Power factor can be calculated and drawn using a triangle. The below diagram shows if you increase the reactive power, the apparent power also increases. Basic trigonometry allows use to find a range of these values if we know two or more values.

### Why its important?

Well for most house holds it is not, as energy companies only charge for the kWh used. However for commercial invoices companies will charged for everything broken down into kW, kWh, kVA and KVArh. This is down to the quantity of usage by commercial companies being far higher than that of a house hold. Energy supplies particularly dislike reactive power as it increases the current flow and increases the voltage drop in the grid; resulting in less capacity to serve other users on the grid, even to the point of causing failures due to excessive current. Due to the type of equipment used in industry they also tend to be high on reactive power.
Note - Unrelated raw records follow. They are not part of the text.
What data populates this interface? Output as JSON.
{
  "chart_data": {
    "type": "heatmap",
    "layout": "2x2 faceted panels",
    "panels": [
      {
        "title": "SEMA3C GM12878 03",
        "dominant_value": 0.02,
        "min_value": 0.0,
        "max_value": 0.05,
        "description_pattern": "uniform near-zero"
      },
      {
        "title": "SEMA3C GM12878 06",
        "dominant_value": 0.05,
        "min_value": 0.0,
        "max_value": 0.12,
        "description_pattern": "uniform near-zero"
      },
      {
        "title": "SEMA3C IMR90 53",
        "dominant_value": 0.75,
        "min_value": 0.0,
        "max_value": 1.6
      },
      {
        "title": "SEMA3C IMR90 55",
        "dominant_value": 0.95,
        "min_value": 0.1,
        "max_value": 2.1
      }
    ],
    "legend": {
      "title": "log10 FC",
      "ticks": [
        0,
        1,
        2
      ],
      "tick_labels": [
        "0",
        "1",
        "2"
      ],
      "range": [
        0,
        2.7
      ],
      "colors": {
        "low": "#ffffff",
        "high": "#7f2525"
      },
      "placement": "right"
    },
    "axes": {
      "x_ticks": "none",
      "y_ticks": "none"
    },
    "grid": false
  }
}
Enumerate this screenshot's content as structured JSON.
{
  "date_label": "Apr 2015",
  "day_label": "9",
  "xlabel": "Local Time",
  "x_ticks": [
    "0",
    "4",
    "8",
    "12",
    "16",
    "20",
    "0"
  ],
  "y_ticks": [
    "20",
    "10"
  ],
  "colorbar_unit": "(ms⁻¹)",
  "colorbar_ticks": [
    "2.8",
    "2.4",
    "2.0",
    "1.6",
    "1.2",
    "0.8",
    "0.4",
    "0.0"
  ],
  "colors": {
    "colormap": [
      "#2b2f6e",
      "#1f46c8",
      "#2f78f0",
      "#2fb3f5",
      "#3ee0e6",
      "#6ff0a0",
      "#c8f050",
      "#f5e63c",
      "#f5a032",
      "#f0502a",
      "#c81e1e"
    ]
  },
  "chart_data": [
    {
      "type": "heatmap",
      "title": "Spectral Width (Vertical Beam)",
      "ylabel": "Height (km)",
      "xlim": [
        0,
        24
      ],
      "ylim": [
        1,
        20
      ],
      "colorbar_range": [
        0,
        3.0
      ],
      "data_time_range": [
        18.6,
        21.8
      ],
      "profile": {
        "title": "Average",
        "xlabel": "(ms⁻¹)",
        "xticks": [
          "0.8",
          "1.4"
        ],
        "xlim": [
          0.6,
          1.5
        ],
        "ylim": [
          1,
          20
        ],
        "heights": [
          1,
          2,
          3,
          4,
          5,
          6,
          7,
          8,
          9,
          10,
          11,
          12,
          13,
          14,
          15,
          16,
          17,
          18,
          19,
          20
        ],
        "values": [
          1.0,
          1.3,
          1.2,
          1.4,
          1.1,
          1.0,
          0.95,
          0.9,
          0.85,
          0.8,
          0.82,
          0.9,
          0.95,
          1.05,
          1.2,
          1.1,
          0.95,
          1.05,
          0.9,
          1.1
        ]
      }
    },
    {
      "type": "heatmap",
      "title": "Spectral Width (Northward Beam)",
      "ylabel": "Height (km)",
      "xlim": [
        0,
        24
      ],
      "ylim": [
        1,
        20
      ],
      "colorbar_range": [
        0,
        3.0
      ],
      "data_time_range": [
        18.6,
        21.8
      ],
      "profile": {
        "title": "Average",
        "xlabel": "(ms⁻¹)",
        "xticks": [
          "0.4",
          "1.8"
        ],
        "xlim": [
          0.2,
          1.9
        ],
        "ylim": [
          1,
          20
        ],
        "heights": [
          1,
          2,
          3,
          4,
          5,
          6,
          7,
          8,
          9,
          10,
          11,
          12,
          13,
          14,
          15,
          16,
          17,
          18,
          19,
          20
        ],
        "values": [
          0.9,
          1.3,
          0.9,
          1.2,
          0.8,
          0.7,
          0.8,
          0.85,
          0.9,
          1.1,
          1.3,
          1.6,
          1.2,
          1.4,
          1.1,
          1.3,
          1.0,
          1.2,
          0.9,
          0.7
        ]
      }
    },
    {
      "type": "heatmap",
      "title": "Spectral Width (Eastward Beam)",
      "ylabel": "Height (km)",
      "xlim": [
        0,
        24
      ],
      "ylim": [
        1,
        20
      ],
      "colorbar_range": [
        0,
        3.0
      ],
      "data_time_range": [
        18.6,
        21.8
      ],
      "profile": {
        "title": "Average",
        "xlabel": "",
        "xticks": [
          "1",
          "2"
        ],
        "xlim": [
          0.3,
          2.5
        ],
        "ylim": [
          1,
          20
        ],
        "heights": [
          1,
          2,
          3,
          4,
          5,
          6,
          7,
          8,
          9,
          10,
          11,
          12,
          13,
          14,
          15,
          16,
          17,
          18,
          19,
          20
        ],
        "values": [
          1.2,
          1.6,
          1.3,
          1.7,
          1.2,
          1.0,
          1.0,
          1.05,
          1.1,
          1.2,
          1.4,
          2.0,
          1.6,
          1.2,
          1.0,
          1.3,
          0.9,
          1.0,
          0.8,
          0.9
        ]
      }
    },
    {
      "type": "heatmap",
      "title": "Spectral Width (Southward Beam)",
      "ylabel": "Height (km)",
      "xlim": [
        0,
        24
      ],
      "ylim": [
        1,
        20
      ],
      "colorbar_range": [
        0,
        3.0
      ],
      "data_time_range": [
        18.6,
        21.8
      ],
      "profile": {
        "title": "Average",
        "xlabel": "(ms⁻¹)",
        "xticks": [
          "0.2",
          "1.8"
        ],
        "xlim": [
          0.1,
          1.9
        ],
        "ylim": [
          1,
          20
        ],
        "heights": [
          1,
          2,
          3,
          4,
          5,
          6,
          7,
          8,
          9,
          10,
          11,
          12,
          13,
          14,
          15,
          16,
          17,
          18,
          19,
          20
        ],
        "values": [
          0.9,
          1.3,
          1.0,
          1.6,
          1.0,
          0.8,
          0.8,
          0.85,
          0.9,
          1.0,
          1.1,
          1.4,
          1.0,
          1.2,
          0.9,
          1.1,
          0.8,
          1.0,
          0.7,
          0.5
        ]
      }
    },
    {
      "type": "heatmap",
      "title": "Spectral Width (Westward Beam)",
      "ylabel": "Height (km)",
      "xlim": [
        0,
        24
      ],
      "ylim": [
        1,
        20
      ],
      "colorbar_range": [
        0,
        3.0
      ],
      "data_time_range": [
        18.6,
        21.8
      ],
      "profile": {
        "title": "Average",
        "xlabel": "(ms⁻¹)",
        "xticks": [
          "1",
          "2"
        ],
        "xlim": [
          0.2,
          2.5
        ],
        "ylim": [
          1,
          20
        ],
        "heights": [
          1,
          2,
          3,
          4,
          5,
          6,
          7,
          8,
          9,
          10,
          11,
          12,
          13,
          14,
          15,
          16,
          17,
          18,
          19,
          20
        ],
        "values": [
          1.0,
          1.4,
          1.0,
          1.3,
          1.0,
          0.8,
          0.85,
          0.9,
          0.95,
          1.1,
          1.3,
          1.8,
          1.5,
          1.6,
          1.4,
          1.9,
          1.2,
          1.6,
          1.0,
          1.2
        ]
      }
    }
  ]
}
Lets calculate the power usage of two motors, whereby one has a greater power factor:

 Motor 1 Motor 2 Specification Output Power: 1kWPower Factor: 0.7Voltage Supply: 415 Output Power: 1kWPower Factor: 0.98Voltage Supply: 415 Apparent Power $$\frac{kW}{Power Factor} = \frac{1000}{0.7} = 1.42kW$$ $$\frac{kW}{Power Factor} = \frac{1000}{0.98} = 1.2kW$$ Reactive Power $$\sqrt{kVA^2 – kW^2} = \sqrt{1.42^2 – 1^2}= 1 kVAr$$ $$\sqrt{kVA^2 – kW^2} = \sqrt{1.2^2 – 1^2}=0.66 kVA$$

As you can see a motor with a higher power factor is more efficient, it requires less energy input for the same output power.

### The Cause?

The main cause of poor power factors are inductive loads, more common in industry than consumers. When the load is purely resistive, the phase of both voltage and current and in sync, the same, hence a power factor of one. However with inductive and capacitve loads energy is stored temperately within electric or magnetic fields before being released back to the grid, hence altering the phase between voltage and current. With an inductive load the current to lag the voltage. This also means that a capacitive load causes current to lead voltage.